2. Arbeitszeitkonten
Zunächst einige grundsätzlichen Anmerkungen
zur Arbeitszeitkontenregelung durch Dienstvereinbarung gemäß
AVR Anlage 5b.
Diese Arbeitszeitkontenregelung ersetzt den Ausgleichszeitraum
gemäß AVR Anlage 5 § 1 von 13 Wochen, der generell -
soweit keine Dienstvereinbarung besteht - gilt. Nach dieser Bestimmung
wird die durchschnittlich vertraglich feststehende wöchentliche
Arbeitszeit innerhalb von 13 Wochen dienstplanmäßig bzw.
betriebsüblich auf die einzelnen Wochen verteilt; es stehen also
13 x 38,5 = 500,5 Stunden zur Verteilung an. Die so auf die einzelnen
Wochen verteilte Arbeitszeit ist zunächst einmal das festgesetzte
Wochenleistungsmaß.
Die Stunden, die auf Anordnung oder Kenntnis und
Duldung des Dienstgebers oder seines Bevollmächtigten bzw. des
unmittelbaren Vorgesetzten über das Wochenleistungsmaß hinausgehen,
sind Überstunden, für die der Überstundenzuschlag (15%,
20%, 25% der Stundenvergütung) fällig wird.
Darüber hinaus muss jede Überstunde, bei der kein Freizeitausgleich
bis zum Ende des Folgemonats erfolgt, abgegolten werden (100% der Stundenvergütung
gemäß AVR Anlage 6a § 2).
Weiterhin: Werden die 500,5 Stunden innerhalb des 13-Wochen-Zeitraums
auf Anweisung des Dienstgebers unterschritten, so liegt Annahmeverzug
vor und der Mitarbeiter muss diese Zeiten nicht nacharbeiten.
Beispiel: Im Diagramm 1 haben wir ein wechselndes
Wochenleistungsmaß (wöchentlich wechselnde dienstplanmäßige
bzw. betriebsübliche Arbeitszeiten); Woche 1 mit 50,0 Stunden und
Woche 2 mit 27,0 Stunden.

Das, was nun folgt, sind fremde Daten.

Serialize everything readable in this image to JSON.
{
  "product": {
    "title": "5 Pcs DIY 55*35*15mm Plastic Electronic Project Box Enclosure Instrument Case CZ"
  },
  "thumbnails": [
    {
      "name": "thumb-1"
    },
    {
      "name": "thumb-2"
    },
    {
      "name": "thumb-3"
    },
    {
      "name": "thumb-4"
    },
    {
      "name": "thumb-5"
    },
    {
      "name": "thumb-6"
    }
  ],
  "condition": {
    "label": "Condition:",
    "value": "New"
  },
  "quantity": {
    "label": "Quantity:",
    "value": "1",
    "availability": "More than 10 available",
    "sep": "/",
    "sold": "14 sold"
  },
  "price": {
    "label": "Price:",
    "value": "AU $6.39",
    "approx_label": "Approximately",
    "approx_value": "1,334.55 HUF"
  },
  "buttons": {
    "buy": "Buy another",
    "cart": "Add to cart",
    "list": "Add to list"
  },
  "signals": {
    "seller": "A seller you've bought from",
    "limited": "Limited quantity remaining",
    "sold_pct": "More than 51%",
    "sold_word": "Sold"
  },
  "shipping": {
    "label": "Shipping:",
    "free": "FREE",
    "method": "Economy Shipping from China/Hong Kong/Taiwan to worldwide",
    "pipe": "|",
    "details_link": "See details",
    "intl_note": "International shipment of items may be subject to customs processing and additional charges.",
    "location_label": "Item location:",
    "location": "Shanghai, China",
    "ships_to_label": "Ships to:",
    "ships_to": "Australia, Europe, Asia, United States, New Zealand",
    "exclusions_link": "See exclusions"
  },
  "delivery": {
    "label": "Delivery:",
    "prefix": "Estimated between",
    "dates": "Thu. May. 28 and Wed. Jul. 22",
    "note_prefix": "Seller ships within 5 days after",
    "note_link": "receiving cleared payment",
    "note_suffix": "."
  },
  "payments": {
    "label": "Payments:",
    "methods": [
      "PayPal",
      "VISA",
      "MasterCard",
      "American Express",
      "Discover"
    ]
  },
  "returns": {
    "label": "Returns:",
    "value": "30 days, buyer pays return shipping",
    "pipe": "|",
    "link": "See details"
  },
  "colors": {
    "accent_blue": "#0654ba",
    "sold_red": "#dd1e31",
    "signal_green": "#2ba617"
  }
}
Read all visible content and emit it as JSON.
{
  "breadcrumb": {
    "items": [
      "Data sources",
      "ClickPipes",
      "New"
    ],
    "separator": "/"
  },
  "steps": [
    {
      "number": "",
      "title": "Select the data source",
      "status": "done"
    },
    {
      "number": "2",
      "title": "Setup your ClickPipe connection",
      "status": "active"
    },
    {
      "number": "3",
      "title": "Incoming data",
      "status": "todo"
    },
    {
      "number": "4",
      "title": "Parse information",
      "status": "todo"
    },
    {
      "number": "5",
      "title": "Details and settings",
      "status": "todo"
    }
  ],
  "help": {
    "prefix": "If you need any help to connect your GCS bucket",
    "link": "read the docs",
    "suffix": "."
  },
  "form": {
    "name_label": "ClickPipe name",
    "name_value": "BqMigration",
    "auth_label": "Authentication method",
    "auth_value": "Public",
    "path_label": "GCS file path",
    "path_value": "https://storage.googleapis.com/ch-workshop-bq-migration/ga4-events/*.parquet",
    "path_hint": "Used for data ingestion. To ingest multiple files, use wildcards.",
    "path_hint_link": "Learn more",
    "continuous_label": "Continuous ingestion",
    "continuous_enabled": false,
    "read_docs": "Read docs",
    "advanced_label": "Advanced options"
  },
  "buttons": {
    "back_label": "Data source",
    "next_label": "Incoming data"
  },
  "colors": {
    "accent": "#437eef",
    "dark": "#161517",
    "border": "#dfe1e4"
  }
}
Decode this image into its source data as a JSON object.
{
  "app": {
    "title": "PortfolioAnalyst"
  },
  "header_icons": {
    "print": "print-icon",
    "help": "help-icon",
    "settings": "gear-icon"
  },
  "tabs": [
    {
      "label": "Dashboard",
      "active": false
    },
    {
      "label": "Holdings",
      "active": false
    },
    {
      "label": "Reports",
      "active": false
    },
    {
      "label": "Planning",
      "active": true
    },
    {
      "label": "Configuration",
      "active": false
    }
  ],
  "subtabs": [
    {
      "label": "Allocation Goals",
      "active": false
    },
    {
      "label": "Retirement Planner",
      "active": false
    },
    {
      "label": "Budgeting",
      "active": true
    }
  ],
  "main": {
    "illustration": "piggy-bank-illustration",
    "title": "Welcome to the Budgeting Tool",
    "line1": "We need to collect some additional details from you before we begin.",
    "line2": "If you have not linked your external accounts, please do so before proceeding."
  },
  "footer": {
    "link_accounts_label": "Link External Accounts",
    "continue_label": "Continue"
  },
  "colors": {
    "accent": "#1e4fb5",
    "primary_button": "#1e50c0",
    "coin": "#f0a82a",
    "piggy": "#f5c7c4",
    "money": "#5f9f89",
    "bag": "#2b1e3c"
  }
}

Dieses Arbeitszeitmodell wird angestrebt,
um z. B. bei anfallender Wochenendarbeit die Entstehung von (teureren)
Überstunden zu vermeiden.
Überstunden fallen hier an, wenn auf Anordnung oder mit Kenntnis
und Duldung in der Woche 1 die 50. bzw. in der Woche 2 die 27. Stunde
überschritten werden.
Diagramm 1: 50,0 / 27,0 Std/Woche
Diese geltende gesetzliche Regelungen ist für
den Dienstgeber teuer, daher werden diese Bestimmungen häufig einfach
zum Nachteil der Mitarbeiter ignoriert und nicht durchgeführt.
Die somit gesetzeswidrig eingesparten Beträge können - je
nach Situation - bis zu 3.000,- DM pro Jahr und Mitarbeiter ausmachen.
Mit einer Arbeitszeitkontenregelung durch Dienstvereinbarung
gemäß AVR Anlage 5b läßt sich diese Angelegenheit
legalisieren und der oftmals bestehenden Praxis anpassen. Denn damit
wird der Ausgleichszeitraum abgeschafft und man bewegt sich innerhalb
eines frei floatenden Zeitrahmens von +115,5 und -115,5 Stunden im Bezug
zur vertraglich vereinbarten Arbeitszeit.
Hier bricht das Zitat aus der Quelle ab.